Die Schauspieler und Sänger haben an einer solch reduzierten Fassung naturgemäß den wichtigsten Teil zu tragen, und da kann Kleinknecht auf ein intensiv spielendes Ensemble vertrauen. Die Akteure aus fünf Ländern schaffen mit ihrem Spiel in der kurzen Zeit eine eigene, eine verdichtete Realität auf der Bühne. Allen voran gibt Tenor Musa Nkuna einen überzeugenden Woyzeck, der mit jeder Faser seines Körpers den geschundenen Probanden spielt.
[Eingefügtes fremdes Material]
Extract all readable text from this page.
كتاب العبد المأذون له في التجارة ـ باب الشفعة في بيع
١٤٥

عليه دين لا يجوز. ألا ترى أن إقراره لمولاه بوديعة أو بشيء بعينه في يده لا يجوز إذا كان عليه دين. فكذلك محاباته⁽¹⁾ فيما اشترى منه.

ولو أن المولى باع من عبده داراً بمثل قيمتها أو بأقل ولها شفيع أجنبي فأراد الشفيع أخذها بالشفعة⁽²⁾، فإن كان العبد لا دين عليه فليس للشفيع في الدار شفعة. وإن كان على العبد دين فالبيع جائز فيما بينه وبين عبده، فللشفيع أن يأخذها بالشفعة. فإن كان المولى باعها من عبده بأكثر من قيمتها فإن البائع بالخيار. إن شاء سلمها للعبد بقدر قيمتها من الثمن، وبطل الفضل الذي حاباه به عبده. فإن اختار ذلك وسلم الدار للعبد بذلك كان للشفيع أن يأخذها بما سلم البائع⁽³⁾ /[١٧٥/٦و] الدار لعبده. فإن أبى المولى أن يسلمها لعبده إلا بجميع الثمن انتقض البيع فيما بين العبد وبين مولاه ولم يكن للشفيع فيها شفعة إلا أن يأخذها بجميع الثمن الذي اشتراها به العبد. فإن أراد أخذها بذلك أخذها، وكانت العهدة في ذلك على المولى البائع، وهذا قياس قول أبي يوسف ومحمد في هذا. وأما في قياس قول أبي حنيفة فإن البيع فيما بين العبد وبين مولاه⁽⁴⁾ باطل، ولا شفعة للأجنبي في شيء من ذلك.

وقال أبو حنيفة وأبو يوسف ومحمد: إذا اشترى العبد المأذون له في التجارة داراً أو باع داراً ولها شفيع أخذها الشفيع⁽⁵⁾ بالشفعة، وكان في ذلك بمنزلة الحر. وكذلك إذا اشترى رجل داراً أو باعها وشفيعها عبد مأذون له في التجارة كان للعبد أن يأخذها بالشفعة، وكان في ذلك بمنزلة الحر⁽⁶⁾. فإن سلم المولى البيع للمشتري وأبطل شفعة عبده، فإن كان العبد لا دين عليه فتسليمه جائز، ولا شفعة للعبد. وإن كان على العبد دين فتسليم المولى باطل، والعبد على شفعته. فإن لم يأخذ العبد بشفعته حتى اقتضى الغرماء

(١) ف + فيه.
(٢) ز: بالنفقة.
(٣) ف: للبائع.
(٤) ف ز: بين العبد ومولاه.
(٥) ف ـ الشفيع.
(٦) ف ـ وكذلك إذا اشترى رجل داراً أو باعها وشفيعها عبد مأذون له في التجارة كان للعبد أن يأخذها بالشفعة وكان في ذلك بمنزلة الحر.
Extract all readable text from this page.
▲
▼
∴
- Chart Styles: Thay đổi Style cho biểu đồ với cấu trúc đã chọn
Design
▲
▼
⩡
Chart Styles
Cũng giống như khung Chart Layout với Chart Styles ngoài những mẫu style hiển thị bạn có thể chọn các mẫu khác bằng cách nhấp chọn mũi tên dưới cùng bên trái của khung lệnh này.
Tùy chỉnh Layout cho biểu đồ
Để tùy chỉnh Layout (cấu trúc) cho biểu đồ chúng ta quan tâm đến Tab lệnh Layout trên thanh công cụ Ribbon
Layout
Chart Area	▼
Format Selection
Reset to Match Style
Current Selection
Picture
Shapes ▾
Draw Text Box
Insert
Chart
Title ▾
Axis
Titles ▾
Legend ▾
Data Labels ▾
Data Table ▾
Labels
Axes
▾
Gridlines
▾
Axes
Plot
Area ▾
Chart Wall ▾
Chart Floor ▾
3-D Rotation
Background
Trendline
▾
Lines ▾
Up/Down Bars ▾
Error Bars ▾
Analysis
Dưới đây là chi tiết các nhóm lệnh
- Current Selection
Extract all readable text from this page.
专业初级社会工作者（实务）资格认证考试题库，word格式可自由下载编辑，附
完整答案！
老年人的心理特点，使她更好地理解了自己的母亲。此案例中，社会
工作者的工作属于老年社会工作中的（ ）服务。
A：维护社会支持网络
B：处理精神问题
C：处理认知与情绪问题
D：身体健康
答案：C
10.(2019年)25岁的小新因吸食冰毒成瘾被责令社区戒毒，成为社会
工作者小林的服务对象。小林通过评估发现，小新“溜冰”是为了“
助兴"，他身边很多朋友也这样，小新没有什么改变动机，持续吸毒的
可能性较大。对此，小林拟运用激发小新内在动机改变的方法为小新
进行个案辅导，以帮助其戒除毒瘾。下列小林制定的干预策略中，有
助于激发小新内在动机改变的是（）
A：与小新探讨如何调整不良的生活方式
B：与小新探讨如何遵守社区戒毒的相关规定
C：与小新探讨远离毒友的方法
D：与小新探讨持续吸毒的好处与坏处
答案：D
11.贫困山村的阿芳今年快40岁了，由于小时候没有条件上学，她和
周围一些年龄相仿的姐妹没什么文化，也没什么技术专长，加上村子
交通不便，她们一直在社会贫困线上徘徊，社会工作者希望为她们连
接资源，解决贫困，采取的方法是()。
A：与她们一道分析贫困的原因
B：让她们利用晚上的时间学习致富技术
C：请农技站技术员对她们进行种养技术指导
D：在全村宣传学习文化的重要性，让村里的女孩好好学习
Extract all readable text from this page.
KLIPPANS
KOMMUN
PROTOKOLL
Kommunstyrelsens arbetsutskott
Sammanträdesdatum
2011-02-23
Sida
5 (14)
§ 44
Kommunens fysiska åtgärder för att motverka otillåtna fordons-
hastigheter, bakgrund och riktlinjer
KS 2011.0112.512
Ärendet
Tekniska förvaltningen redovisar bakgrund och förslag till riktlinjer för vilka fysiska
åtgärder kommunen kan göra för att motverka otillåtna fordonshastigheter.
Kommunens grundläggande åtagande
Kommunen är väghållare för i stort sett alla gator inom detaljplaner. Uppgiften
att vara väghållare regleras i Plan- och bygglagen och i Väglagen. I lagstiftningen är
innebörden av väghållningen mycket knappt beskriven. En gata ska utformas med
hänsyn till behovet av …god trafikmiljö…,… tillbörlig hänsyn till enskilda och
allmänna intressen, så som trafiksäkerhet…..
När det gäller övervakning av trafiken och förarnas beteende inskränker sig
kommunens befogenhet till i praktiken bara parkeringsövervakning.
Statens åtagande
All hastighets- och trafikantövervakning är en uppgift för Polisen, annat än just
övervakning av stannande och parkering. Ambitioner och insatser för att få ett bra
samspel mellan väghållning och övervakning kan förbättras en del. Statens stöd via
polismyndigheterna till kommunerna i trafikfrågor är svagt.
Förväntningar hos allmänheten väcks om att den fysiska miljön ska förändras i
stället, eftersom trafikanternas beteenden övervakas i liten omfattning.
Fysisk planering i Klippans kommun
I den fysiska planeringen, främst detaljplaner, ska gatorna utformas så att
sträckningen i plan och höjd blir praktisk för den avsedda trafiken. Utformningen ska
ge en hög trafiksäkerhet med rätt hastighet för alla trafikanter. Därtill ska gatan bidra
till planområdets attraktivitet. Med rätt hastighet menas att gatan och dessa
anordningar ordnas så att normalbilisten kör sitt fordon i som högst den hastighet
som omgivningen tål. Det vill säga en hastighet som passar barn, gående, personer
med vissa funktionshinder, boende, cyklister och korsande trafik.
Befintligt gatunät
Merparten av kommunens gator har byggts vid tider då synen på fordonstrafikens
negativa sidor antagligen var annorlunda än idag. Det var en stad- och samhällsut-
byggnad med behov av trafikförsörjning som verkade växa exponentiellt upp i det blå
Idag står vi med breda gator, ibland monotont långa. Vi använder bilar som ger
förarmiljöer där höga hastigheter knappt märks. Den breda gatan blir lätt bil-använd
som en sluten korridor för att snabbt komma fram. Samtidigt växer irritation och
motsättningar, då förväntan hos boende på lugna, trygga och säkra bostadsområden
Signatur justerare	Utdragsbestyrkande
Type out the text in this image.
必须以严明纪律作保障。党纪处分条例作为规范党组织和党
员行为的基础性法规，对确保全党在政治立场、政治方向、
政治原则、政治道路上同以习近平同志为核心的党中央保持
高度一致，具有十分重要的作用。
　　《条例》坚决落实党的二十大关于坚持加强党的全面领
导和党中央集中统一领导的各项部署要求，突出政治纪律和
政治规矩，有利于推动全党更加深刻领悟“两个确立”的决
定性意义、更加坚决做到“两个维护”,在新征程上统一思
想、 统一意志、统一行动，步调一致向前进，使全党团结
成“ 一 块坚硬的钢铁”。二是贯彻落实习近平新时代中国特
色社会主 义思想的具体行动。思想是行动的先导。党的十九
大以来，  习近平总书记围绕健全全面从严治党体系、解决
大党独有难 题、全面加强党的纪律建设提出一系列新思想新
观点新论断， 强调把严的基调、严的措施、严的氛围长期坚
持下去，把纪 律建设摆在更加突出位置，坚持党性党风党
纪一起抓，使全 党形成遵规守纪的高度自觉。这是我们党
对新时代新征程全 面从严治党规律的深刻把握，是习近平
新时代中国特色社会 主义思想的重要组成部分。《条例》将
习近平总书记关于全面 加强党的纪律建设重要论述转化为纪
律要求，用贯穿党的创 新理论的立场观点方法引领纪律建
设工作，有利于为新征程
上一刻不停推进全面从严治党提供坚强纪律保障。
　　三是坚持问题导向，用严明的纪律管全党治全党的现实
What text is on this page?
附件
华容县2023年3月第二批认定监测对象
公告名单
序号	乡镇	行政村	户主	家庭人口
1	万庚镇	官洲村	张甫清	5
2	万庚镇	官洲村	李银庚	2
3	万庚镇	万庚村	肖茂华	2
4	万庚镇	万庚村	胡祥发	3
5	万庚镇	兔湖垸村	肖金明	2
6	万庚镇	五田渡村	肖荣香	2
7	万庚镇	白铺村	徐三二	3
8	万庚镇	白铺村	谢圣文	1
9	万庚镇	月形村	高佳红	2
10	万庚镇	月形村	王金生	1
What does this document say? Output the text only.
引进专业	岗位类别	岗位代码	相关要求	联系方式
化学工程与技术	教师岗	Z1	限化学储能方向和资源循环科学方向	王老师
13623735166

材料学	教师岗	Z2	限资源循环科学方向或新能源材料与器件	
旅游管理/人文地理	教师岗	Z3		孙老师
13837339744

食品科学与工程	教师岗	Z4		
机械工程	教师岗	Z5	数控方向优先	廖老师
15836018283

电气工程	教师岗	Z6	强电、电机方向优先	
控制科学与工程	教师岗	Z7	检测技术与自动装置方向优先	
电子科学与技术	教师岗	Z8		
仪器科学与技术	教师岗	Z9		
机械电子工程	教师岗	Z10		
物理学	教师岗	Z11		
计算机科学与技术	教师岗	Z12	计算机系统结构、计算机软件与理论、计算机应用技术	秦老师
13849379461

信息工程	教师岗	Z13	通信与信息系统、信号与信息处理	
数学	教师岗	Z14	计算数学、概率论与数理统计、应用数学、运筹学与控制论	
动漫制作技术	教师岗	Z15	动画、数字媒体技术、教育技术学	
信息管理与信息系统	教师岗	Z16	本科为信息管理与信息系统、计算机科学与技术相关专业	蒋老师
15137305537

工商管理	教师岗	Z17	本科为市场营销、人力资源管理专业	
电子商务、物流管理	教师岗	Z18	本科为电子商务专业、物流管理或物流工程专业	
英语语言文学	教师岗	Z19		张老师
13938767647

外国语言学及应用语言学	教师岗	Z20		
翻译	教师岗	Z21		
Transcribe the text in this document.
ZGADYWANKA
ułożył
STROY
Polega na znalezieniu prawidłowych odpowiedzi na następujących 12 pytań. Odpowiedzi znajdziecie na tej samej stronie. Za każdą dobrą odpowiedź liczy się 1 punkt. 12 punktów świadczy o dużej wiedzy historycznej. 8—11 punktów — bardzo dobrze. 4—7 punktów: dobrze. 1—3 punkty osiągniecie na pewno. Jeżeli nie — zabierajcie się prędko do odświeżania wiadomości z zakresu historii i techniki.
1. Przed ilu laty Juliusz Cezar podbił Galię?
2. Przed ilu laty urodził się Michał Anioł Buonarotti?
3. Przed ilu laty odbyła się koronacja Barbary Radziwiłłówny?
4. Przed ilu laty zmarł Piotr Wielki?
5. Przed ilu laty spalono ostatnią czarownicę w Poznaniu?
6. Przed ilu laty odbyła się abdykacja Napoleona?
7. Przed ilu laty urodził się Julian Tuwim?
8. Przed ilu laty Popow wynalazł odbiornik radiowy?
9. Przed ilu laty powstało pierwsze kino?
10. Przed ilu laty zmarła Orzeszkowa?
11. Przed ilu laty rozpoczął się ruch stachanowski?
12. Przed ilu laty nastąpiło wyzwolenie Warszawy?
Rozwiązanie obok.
Mit heller, obertonreicher und weicher Tenorstimme meistert er die schwierige Melodieführung und schafft ausdrucksstarke Momente. Als der Hauptmann ihn auf den Tambourmajor und Marie aufmerksam macht, summt er voller Traurigkeit – die Sprache ist verstummt – ein sehr berührender Moment des Abends. Ihm zur Seite steht Schauspielerin Larissa Wagenhals als Doktor und Hauptmann. Als Arzt spricht sie mit heller, angespannter und manchmal auch kieksiger Stimme, bringt das Unangenehme, das Neurotische im Charakter des Mediziners sehr gut rüber. Als Hauptmann geht sie ins tiefere Register, schafft Autorität. Mayra Bosshard wirbelt nicht nur akrobatisch über die Bühne, sondern spielt die Marie mit großer Intensität, manchmal singt sie auch ein paar Takte. Aubrey Snell spielt nicht nur die Klarinette mit Verve, sie zeigt auch im Zweikampf mit Woyzeck vollen Körpereinsatz. Neus Estrella hat die musikalische Leitung und schafft ausdrucksstarke Momente am Klavier, Bernd Brunk am Schlagzeug unterstützt mit rhythmischer Präzision zum Teil lautstark, schneidend, das Geschehen.

Am Ende ein Moment der Stille, gefolgt von langem, herzlichem Applaus für eine wirklich gut gelungene Aufführung.